Paulo Dybala atravesó una nueva etapa en su carrera al cambiar de representante, eligiendo a Kristian Bereit, un agente inglés con estrechos lazos con Boca Juniors. Este movimiento generó expectativa en el entorno del club argentino, que ve en la posibilidad de contar con el delantero un refuerzo clave para sus ambiciones deportivas.

El delantero, que finaliza su contrato con Roma a finales de junio, aún no ha alcanzado un acuerdo para renovar su vínculo. El club italiano le habría ofrecido una reducción salarial considerable, con un contrato de un solo año y condiciones variables vinculadas a su desempeño, una propuesta que contrasta con su salario actual, uno de los más altos del plantel.

En Boca, la llegada de Bereit subió las apuestas porque el representante está detrás de otros jugadores estrechamente relacionados con el club. Entre ellos figuran figuras como Ander Herrera, Santiago Ascacibar y Marcos Rojo. Además, Bereit ha participado en negociaciones importantes para Boca, como la transferencia de Aaron Ansell al Chelsea, lo que fortalece la credibilidad de este posible vínculo con Dybala.

El interés de Boca va más allá del atractivo deportivo. Dybala representa un jugador con nivel internacional consolidado y vigente, ideal para el proyecto deportivo que diseñó Juan Román Riquelme para disputar la Copa Libertadores.

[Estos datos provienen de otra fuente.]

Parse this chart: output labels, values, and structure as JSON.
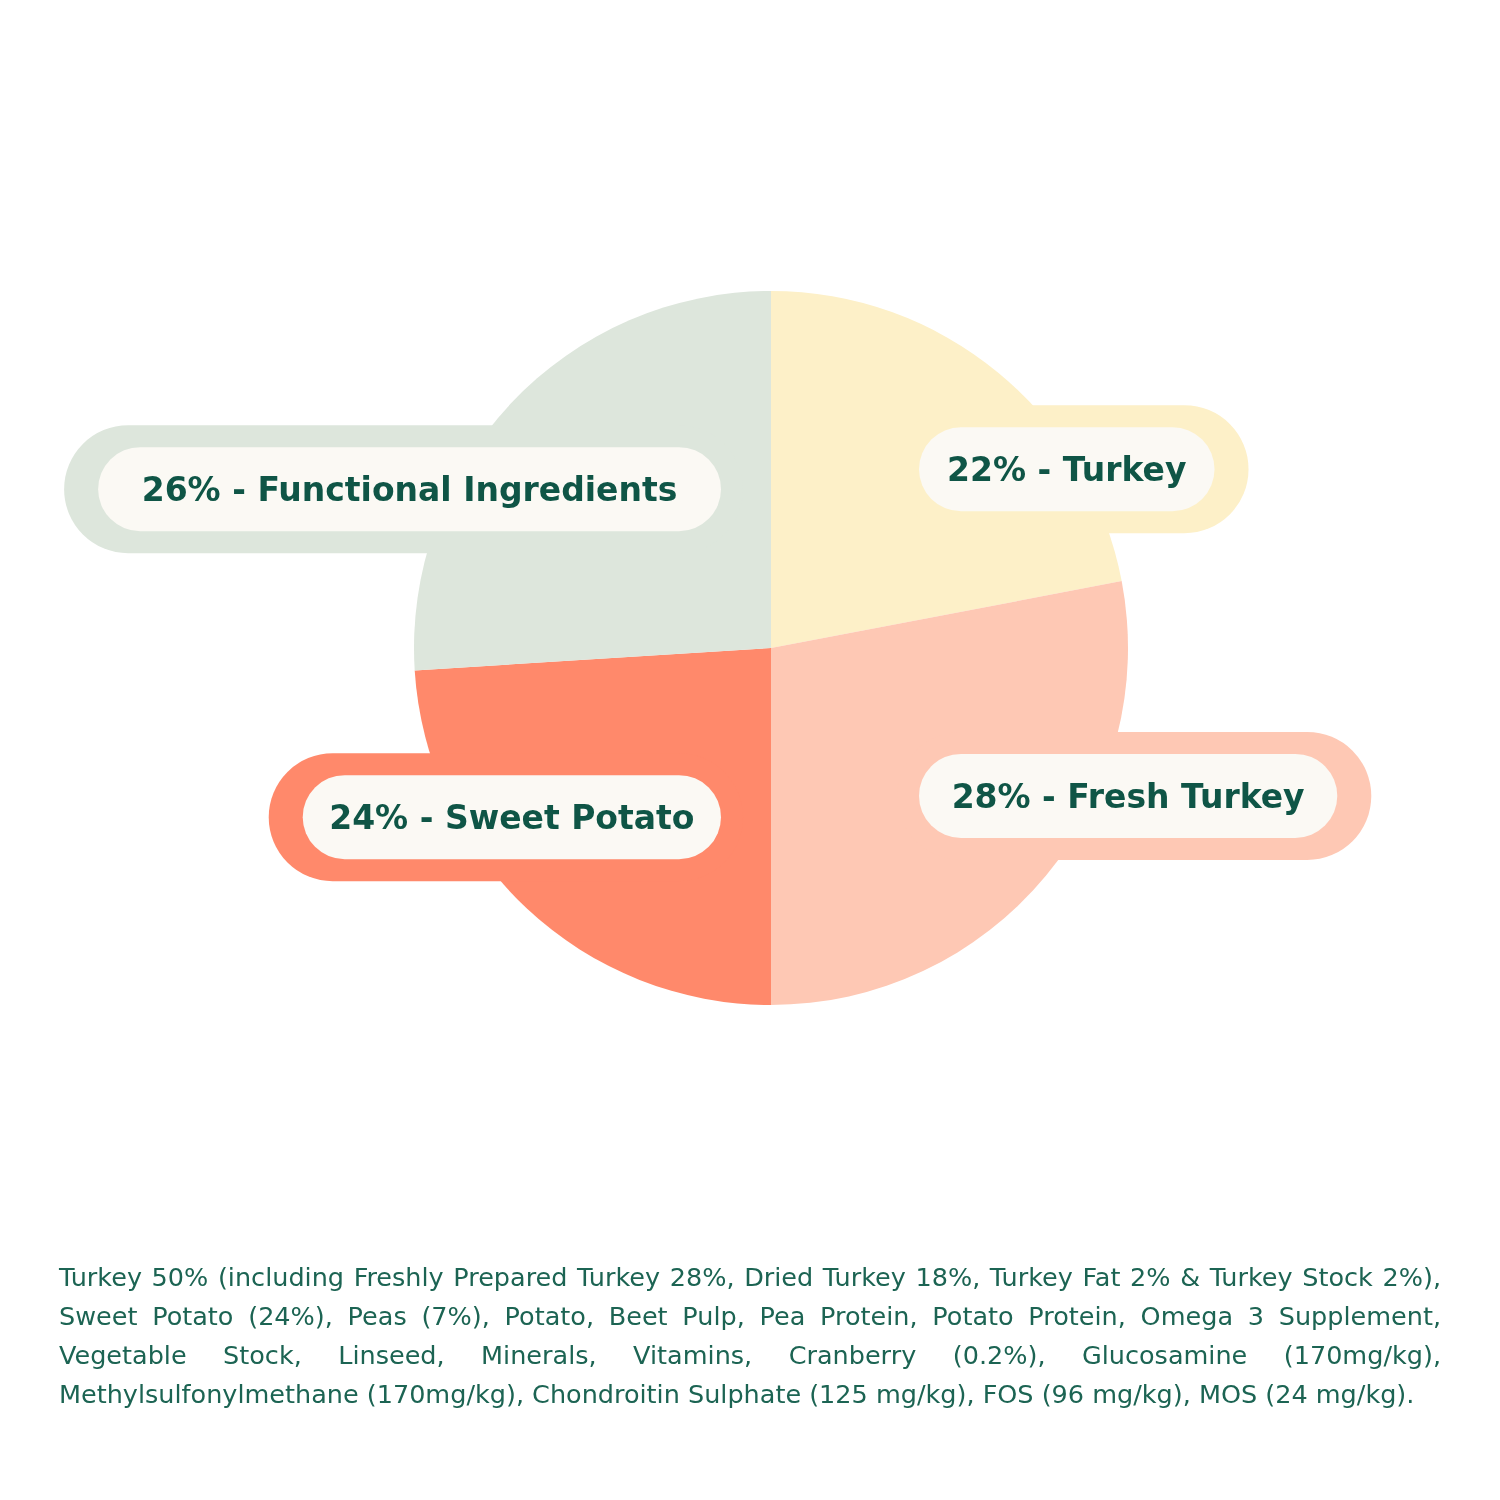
{
  "chart_data": {
    "type": "pie",
    "categories": [
      "Turkey",
      "Fresh Turkey",
      "Sweet Potato",
      "Functional Ingredients"
    ],
    "values": [
      22,
      28,
      24,
      26
    ],
    "colors": [
      "#fdf0c8",
      "#fec8b4",
      "#ff896b",
      "#dde6dc"
    ],
    "value_labels": [
      "22% -",
      "28% -",
      "24% -",
      "26% -"
    ],
    "legend": false,
    "annotations": [
      "Turkey 50% (including Freshly Prepared Turkey 28%, Dried Turkey 18%, Turkey Fat 2% & Turkey Stock 2%), Sweet Potato (24%), Peas (7%), Potato, Beet Pulp, Pea Protein, Potato Protein, Omega 3 Supplement, Vegetable Stock, Linseed, Minerals, Vitamins, Cranberry (0.2%), Glucosamine (170mg/kg), Methylsulfonylmethane (170mg/kg), Chondroitin Sulphate (125 mg/kg), FOS (96 mg/kg), MOS (24 mg/kg)."
    ]
  }
}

También influye en esta ecuación la relación personal entre Dybala y Leandro Paredes, amigo íntimo y compañero en la selección argentina, cuyo nombre también figura entre los observados por el club.

El vínculo de Dybala con Boca no es nuevo ni casual. Walter Adrián Saracho, uno de sus primeros entrenadores en las inferiores de Instituto de Córdoba, recordó que el delantero siempre fue hincha del club y solía presentarse a los entrenamientos con la camiseta azul y oro. Esta historia alimenta aún más la ilusión de los hinchas y la posibilidad de un regreso a Sudamérica para el atacante.